High School, Life Science

Task Overview

In this task, students will evaluate a series of mathematical models to determine how a mysterious fungus is impacting various populations in a pond ecosystem. First, students will look at the impact of the fungus on populations of frogs and crayfish. Students will then use their understanding about cause-and-effect relationships to make predictions about how changes in the frog population will affect other populations in the ecosystem. Students will develop their own mathematical model to demonstrate their understanding of these relationships and make predictions about how these relationships would vary in a different environment.

Next Generation Science Standards

Three Dimensional Claim

Use and develop models to predict how a change in the carrying capacity of the environment for one population in an ecosystem could affect the carrying capacity of the environment for other populations in the same ecosystem.

This task is intended to elicit student learning of the following NGSS elements for each of the three dimensions:

Disciplinary Core Ideas

LS2.A: Interdependent Relationships in Ecosystems (HS)

LS2.C: Ecosystem Dynamics, Functioning, and Resilience (HS)

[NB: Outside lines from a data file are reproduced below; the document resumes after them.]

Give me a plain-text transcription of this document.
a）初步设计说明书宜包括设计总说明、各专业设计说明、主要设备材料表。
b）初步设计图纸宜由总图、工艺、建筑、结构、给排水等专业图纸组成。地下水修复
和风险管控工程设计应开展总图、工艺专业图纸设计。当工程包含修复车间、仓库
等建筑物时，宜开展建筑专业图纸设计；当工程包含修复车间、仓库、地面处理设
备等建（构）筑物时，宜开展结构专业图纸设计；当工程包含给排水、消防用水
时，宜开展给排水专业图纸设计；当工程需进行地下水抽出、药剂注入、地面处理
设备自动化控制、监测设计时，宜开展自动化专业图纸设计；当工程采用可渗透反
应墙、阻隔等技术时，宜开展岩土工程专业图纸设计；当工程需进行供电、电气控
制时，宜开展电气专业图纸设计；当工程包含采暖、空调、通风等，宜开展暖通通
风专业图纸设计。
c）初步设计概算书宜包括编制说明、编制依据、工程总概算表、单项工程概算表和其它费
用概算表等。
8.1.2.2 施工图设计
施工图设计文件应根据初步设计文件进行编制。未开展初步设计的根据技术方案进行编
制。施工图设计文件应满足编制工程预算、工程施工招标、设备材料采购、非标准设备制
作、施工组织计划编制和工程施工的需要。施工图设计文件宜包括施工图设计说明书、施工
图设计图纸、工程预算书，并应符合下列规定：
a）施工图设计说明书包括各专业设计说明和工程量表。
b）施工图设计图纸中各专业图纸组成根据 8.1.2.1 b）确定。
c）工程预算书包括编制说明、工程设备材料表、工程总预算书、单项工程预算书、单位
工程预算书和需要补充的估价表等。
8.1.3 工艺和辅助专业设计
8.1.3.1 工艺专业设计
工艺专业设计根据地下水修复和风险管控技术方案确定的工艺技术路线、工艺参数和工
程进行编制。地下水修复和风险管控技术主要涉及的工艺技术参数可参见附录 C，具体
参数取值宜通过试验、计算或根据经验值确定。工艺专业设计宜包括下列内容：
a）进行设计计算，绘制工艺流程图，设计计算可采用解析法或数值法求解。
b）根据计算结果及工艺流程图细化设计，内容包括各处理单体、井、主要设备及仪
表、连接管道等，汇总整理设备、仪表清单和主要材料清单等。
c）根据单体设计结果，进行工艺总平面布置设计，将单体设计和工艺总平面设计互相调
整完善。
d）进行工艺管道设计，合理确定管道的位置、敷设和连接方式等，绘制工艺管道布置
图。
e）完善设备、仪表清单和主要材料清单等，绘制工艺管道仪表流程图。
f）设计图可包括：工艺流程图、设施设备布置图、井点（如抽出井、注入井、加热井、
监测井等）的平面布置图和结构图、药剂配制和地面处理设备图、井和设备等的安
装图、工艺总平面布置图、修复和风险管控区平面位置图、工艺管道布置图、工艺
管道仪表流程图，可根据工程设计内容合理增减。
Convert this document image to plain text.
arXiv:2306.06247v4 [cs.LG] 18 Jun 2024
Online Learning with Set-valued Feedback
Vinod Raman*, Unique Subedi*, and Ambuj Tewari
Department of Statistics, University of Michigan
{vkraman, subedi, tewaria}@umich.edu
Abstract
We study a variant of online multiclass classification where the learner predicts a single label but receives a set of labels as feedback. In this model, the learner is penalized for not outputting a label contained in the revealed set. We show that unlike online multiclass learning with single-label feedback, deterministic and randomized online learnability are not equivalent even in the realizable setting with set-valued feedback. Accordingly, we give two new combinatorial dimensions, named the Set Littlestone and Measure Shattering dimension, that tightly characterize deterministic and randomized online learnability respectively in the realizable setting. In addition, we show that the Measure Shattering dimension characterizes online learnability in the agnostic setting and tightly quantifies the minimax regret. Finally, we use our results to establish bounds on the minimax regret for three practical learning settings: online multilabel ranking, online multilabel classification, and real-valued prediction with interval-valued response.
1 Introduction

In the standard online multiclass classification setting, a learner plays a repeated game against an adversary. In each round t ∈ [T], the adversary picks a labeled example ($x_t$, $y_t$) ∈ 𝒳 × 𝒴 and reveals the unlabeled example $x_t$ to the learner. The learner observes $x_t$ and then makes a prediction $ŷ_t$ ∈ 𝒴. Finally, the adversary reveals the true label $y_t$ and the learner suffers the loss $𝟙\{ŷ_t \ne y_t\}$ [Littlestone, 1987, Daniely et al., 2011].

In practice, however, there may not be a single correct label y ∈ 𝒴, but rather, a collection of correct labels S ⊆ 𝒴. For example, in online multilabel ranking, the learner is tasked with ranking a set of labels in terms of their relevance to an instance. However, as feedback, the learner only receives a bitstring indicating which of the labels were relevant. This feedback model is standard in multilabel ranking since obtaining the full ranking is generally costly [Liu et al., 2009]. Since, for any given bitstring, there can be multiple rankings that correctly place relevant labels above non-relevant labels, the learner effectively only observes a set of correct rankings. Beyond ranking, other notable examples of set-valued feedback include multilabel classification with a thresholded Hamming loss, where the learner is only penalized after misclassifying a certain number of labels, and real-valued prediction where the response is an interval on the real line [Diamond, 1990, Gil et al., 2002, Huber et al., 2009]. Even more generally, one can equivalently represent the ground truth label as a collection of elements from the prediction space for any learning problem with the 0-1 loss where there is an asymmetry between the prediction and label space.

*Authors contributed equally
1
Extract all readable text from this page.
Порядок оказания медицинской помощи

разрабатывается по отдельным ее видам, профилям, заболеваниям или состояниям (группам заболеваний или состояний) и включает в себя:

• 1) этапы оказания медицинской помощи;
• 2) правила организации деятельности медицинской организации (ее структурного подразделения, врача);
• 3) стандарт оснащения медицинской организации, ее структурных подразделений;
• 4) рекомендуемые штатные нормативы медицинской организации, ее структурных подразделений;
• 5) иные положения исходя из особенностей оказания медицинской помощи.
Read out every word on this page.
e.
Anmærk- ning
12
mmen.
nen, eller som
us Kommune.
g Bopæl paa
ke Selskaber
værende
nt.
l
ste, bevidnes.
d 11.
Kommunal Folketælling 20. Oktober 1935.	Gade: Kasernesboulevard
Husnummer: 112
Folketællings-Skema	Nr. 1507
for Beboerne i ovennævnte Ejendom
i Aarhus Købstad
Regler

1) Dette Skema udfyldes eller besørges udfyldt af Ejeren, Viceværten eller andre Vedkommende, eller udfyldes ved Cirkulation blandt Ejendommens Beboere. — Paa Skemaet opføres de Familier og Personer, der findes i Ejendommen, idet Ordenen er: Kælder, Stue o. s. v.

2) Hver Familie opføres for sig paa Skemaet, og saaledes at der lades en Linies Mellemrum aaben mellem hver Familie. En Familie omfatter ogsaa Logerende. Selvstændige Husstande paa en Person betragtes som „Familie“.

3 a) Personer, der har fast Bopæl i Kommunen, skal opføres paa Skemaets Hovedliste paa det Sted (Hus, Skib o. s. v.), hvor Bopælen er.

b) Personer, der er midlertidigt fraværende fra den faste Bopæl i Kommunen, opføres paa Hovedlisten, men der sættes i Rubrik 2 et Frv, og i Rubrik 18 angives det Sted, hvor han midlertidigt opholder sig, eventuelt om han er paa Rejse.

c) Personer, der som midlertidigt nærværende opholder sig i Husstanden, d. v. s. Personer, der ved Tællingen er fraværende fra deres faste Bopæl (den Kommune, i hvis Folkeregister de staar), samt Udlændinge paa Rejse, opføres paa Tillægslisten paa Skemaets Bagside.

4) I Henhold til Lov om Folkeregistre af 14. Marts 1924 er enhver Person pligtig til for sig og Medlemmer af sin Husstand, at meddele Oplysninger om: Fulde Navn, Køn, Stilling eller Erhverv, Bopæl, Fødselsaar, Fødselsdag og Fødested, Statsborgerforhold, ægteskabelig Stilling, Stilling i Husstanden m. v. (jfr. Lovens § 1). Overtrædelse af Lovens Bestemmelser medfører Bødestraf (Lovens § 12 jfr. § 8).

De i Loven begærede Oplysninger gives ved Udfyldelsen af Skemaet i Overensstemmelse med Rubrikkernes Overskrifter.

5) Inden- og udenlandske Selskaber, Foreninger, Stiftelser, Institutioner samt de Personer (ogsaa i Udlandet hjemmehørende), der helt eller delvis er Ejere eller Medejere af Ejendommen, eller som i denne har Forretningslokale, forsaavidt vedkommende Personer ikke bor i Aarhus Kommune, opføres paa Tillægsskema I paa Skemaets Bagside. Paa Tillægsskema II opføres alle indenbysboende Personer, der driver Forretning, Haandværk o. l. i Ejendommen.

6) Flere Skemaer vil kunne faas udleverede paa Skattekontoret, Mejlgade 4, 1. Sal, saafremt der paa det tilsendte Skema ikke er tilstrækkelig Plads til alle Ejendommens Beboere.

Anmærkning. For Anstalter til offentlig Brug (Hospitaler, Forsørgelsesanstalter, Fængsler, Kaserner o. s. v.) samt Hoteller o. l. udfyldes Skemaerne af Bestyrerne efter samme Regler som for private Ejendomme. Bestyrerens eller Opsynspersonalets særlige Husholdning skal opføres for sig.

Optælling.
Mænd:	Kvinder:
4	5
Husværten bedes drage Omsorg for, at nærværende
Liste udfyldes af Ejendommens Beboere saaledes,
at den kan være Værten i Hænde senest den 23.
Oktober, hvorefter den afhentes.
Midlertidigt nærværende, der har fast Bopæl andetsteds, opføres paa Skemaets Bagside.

Science and Engineering Practices

Developing and Using Models (HS)

Crosscutting Concepts

Cause and Effect (HS)

Helpful Prior Knowledge

As early as the late 1970s, frog species around the world began to disappear due to chytridiomycosis, a fungal disease that infects amphibians, including frogs, toads, and salamanders. Over 500 species of amphibians have seen drastic population decline and at least 90 species are believed extinct as a direct result of the fungus. Scientists have determined that when amphibians are reintroduced to ecosystems where there are no longer any frogs infected by the fungus, they are still unable to survive. This is because the fungus can live in hosts such as crayfish, which although affected by the fungus, do not see the same sharp declines as amphibians in the same habitat. The introduction of this limiting factor of disease can affect predator-prey relationships in various ecosystems in unique ways. This task uses mathematical modeling to evaluate how the decline of the frog population because of the introduction of the fungus negatively impacts predators (herons) and positively impacts their direct competitors (turtles). They then predict how the same populations in larger aquatic ecosystems can be affected by the same fungus in similar or different ways.